RESERVOIR DOGS (1992), Not Directed by Ringo Lam
It's a fine, fine line between 'homage' and 'rip-off'. That line is trod to a greater or lesser degree by a lot of the movies on this list, and whenever someone remakes or adapts a film by another director, no matter how careful they are to pay tribute to their inspiration, someone's not going to get the message. (For a prime example of this, consider how much heat Martin Scorsese took for The Departed, even though he not only openly acknowledged the influence of Infernal Affairs, but credited its writer on screen.) The line gets a little more smudged when the director is an inveterate film buff who makes no secret of sampling bits and pieces of his favorite flicks in everything he does, and whose notion of a tribute is very similar to many people's notion of a wholesale theft, and nowhere is this more apparent than in Quentin Tarantino's Reservoir Dogs.
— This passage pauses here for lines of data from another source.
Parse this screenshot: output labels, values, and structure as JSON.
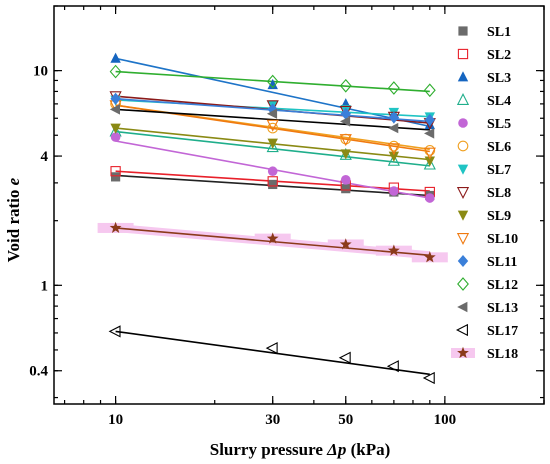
{
  "chart_data": {
    "type": "scatter",
    "xlabel": "Slurry pressure Δp (kPa)",
    "xlabel_parts": {
      "before": "Slurry pressure ",
      "italic": "Δp",
      "after": " (kPa)"
    },
    "ylabel": "Void ratio e",
    "ylabel_parts": {
      "before": "Void ratio ",
      "italic": "e"
    },
    "x_scale": "log",
    "y_scale": "log",
    "xlim": [
      6.5,
      200
    ],
    "ylim": [
      0.28,
      20
    ],
    "x_ticks": [
      10,
      30,
      50,
      100
    ],
    "x_tick_labels": [
      "10",
      "30",
      "50",
      "100"
    ],
    "y_ticks": [
      0.4,
      1,
      4,
      10
    ],
    "y_tick_labels": [
      "0.4",
      "1",
      "4",
      "10"
    ],
    "grid": false,
    "legend_position": "right",
    "series": [
      {
        "name": "SL1",
        "marker": "square-filled",
        "color": "#6b6b6b",
        "line_color": "#222222",
        "x": [
          10,
          30,
          50,
          70,
          90
        ],
        "y": [
          3.2,
          2.95,
          2.82,
          2.72,
          2.62
        ],
        "fit": [
          [
            10,
            3.25
          ],
          [
            90,
            2.62
          ]
        ]
      },
      {
        "name": "SL2",
        "marker": "square-open",
        "color": "#e8202a",
        "line_color": "#e8202a",
        "x": [
          10,
          30,
          50,
          70,
          90
        ],
        "y": [
          3.4,
          3.05,
          2.92,
          2.85,
          2.72
        ],
        "fit": [
          [
            10,
            3.4
          ],
          [
            90,
            2.75
          ]
        ]
      },
      {
        "name": "SL3",
        "marker": "triangle-up-filled",
        "color": "#1565c0",
        "line_color": "#1e74c8",
        "x": [
          10,
          30,
          50,
          70,
          90
        ],
        "y": [
          11.4,
          8.6,
          7.0,
          6.3,
          5.6
        ],
        "fit": [
          [
            10,
            11.4
          ],
          [
            90,
            5.5
          ]
        ]
      },
      {
        "name": "SL4",
        "marker": "triangle-up-open",
        "color": "#1fae8b",
        "line_color": "#1fae8b",
        "x": [
          10,
          30,
          50,
          70,
          90
        ],
        "y": [
          5.2,
          4.4,
          4.05,
          3.8,
          3.65
        ],
        "fit": [
          [
            10,
            5.2
          ],
          [
            90,
            3.6
          ]
        ]
      },
      {
        "name": "SL5",
        "marker": "circle-filled",
        "color": "#c266d6",
        "line_color": "#c266d6",
        "x": [
          10,
          30,
          50,
          70,
          90
        ],
        "y": [
          4.9,
          3.4,
          3.1,
          2.75,
          2.55
        ],
        "fit": [
          [
            10,
            4.7
          ],
          [
            90,
            2.55
          ]
        ]
      },
      {
        "name": "SL6",
        "marker": "circle-open",
        "color": "#f0a020",
        "line_color": "#f0a020",
        "x": [
          10,
          30,
          50,
          70,
          90
        ],
        "y": [
          7.0,
          5.4,
          4.8,
          4.45,
          4.25
        ],
        "fit": [
          [
            10,
            6.9
          ],
          [
            90,
            4.3
          ]
        ]
      },
      {
        "name": "SL7",
        "marker": "triangle-down-filled",
        "color": "#20c4c4",
        "line_color": "#20c4c4",
        "x": [
          10,
          30,
          50,
          70,
          90
        ],
        "y": [
          7.3,
          6.9,
          6.6,
          6.4,
          6.1
        ],
        "fit": [
          [
            10,
            7.3
          ],
          [
            90,
            6.1
          ]
        ]
      },
      {
        "name": "SL8",
        "marker": "triangle-down-open",
        "color": "#8b1a1a",
        "line_color": "#8b1a1a",
        "x": [
          10,
          30,
          50,
          70,
          90
        ],
        "y": [
          7.6,
          6.9,
          6.5,
          6.1,
          5.7
        ],
        "fit": [
          [
            10,
            7.6
          ],
          [
            90,
            5.7
          ]
        ]
      },
      {
        "name": "SL9",
        "marker": "triangle-down-filled",
        "color": "#8a8a14",
        "line_color": "#8a8a14",
        "x": [
          10,
          30,
          50,
          70,
          90
        ],
        "y": [
          5.4,
          4.6,
          4.1,
          4.0,
          3.8
        ],
        "fit": [
          [
            10,
            5.4
          ],
          [
            90,
            3.85
          ]
        ]
      },
      {
        "name": "SL10",
        "marker": "triangle-down-open",
        "color": "#f07a10",
        "line_color": "#f07a10",
        "x": [
          10,
          30,
          50,
          70,
          90
        ],
        "y": [
          6.9,
          5.6,
          4.8,
          4.35,
          4.15
        ],
        "fit": [
          [
            10,
            6.9
          ],
          [
            90,
            4.2
          ]
        ]
      },
      {
        "name": "SL11",
        "marker": "diamond-filled",
        "color": "#3a7fd9",
        "line_color": "#3a7fd9",
        "x": [
          10,
          30,
          50,
          70,
          90
        ],
        "y": [
          7.4,
          6.6,
          6.3,
          6.05,
          5.9
        ],
        "fit": [
          [
            10,
            7.4
          ],
          [
            90,
            5.8
          ]
        ]
      },
      {
        "name": "SL12",
        "marker": "diamond-open",
        "color": "#2fae2f",
        "line_color": "#2fae2f",
        "x": [
          10,
          30,
          50,
          70,
          90
        ],
        "y": [
          9.9,
          8.9,
          8.5,
          8.3,
          8.1
        ],
        "fit": [
          [
            10,
            9.9
          ],
          [
            90,
            8.0
          ]
        ]
      },
      {
        "name": "SL13",
        "marker": "triangle-left-filled",
        "color": "#6b6b6b",
        "line_color": "#000000",
        "x": [
          10,
          30,
          50,
          70,
          90
        ],
        "y": [
          6.6,
          6.3,
          5.8,
          5.4,
          5.1
        ],
        "fit": [
          [
            10,
            6.6
          ],
          [
            90,
            5.3
          ]
        ]
      },
      {
        "name": "SL17",
        "marker": "triangle-left-open",
        "color": "#000000",
        "line_color": "#000000",
        "x": [
          10,
          30,
          50,
          70,
          90
        ],
        "y": [
          0.61,
          0.51,
          0.46,
          0.42,
          0.37
        ],
        "fit": [
          [
            10,
            0.61
          ],
          [
            90,
            0.385
          ]
        ]
      },
      {
        "name": "SL18",
        "marker": "star-filled",
        "color": "#8b3a1a",
        "line_color": "#8b3a1a",
        "x": [
          10,
          30,
          50,
          70,
          90
        ],
        "y": [
          1.85,
          1.65,
          1.55,
          1.45,
          1.35
        ],
        "fit": [
          [
            10,
            1.85
          ],
          [
            90,
            1.38
          ]
        ],
        "highlight": "#f6c8ef"
      }
    ]
  }
}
So similar is the film to Ringo Lam's 1987 Hong Kong gangster exercise City On Fire – they share a major plot point, similar styles and costumes, bits of dialogue, and even two scenes in their entirety – that it pretty much completely eradicates that line between tribute and remake. For Tarantino's part, he cites City On Fire as a favorite, but denies that his first major success as a director rips it off; at least one vocal opponent, filmmaker Mike White, did an entire short called Who Do You Think You're Fooling? comparing the two movies frame for frame and excoriating Tarantino for not giving Lam proper credit. To many, Reservoir Dogs is one of the best and most original independent films ever made, a movie that literally changed the face of moviemaking in its time; to others, it's just the best movie that Ringo Lam already made.